Among the many interesting observations in recent posts here, there have been mentions of whether and how big-data style approaches could be applied in language documentation: those mentions include machine learning, NLP, computational linguistics, and so forth.
I’m all for the exploration and application of techniques of that ilk. But I also find myself thinking about how essentially all of those approaches to working with language really can’t get out of the gate without a sizeable corpus. It would be awesome if there were part-of-speech taggers and speech-to-text and text-to-speech and automated glossing and all that stuff for every language on the planet. But the fact of the matter is that for the vast majority of languages — and certainly for the vast majority of languages that documentary linguists and their colleagues work on — there just isn’t enough data to bootstrap such systems, yet.
Maybe I’m misunderstanding what it takes to get going with numerically-oriented techniques. I know that certain NLP tasks (for instance) can get to high accuracy with a fairly small corpus. (Part-of-speech tagging is often put forth as the symbol of tasks for which high-accuracy is fairly easily attainable.)

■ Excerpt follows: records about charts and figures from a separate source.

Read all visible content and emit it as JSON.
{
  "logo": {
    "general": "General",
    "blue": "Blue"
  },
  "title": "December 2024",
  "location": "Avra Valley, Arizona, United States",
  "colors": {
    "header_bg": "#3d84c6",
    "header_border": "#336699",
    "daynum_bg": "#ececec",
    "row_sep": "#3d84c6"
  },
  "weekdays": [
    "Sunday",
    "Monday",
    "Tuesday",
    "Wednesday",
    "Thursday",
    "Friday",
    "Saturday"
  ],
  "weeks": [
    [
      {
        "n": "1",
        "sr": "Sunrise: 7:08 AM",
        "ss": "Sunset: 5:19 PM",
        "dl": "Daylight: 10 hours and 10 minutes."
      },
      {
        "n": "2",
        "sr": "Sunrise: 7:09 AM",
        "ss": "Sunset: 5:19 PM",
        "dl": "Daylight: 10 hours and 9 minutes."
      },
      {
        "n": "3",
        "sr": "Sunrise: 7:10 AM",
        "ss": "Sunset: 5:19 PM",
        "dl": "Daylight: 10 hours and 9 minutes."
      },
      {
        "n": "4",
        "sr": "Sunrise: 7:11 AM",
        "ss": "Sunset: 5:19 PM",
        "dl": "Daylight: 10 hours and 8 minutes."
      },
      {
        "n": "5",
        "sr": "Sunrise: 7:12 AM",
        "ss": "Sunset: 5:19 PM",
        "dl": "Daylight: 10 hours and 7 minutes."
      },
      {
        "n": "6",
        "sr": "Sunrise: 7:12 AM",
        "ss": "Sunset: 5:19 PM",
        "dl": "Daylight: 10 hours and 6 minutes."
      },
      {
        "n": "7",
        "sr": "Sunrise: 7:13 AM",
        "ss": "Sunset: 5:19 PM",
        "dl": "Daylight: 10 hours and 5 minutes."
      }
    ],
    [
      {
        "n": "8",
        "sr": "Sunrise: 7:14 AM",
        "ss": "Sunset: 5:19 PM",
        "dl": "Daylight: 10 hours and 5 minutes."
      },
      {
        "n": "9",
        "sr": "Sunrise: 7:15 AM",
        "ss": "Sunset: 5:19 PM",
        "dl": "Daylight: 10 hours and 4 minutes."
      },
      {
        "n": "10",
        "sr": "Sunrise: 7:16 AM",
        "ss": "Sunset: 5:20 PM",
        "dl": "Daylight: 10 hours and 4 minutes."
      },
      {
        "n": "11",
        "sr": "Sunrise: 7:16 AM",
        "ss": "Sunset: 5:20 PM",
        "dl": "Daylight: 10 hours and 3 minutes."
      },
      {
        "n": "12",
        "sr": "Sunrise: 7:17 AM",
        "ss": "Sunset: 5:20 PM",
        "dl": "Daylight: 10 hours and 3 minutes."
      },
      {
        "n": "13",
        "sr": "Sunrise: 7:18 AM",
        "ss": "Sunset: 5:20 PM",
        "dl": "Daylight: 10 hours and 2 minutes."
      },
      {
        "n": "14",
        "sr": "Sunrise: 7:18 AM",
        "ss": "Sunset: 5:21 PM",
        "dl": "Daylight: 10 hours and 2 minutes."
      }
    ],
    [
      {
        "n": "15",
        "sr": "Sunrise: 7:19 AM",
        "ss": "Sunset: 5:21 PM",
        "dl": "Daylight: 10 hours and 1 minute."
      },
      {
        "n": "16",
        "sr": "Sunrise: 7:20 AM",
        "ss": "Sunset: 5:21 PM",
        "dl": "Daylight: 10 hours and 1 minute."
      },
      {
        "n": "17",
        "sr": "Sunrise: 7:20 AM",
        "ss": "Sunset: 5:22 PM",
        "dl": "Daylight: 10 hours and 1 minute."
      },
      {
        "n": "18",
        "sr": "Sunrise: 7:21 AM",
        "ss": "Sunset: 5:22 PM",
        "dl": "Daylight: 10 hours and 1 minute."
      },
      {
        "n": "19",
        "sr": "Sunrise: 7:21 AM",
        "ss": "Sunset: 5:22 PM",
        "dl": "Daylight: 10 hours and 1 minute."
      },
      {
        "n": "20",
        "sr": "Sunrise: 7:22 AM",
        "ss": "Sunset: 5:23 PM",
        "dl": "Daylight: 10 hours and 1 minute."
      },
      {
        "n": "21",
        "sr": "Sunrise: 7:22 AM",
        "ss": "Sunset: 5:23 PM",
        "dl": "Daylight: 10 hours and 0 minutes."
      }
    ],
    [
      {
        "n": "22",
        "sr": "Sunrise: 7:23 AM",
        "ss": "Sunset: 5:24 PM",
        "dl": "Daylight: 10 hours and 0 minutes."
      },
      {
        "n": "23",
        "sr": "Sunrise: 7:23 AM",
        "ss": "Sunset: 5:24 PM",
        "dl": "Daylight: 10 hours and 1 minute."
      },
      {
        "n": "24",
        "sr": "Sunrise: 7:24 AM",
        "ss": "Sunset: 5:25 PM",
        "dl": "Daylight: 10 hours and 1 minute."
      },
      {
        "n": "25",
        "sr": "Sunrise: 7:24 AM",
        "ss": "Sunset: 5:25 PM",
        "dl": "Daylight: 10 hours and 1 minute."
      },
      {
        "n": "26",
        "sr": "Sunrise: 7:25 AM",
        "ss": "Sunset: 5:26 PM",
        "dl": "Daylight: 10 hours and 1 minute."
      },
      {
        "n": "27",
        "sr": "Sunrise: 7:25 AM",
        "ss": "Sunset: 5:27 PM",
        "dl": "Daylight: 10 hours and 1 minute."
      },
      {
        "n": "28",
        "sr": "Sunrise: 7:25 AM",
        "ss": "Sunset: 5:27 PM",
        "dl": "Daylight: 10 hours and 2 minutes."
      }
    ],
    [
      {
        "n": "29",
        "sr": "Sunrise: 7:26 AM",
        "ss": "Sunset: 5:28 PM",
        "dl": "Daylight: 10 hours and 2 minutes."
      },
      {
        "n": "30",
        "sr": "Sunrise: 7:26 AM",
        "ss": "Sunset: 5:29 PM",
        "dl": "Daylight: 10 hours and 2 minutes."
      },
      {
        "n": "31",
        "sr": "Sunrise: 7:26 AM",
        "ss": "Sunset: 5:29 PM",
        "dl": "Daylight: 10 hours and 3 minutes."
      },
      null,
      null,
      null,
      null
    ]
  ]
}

But isn’t it an unavoidable fact that we are not beyond simple data entry? Put bluntly, we’re going to have to type. A lot. Even if we have help with glossing — and even if Zipf’s law is on our side, reasonable documentation of a language involves typing thousands and thousands of unique sequences of characters.
To my mind, this boils down to the fact that we face, primarily, a user interface problem. How do we make that difficult tasks somewhat less difficult? Well, by thinking in terms of user interfaces. By thinking — a lot — about design. About how linguists actually get their work done. About studying data lifecycles.
But this kind of stuff is traditionally not really in the linguist’s wheelhouse. Ling 101 does not help you learn to decide whether a dropdown or a checkbox is going to work better in your documentary task. And yet, I think, we do need to learn about that. We need to talk and share about how to convert what we do into designing tools to help us do it.
So what is that process called?
“Documentation design”?
“Digital documentation”?
<your suggestion here…>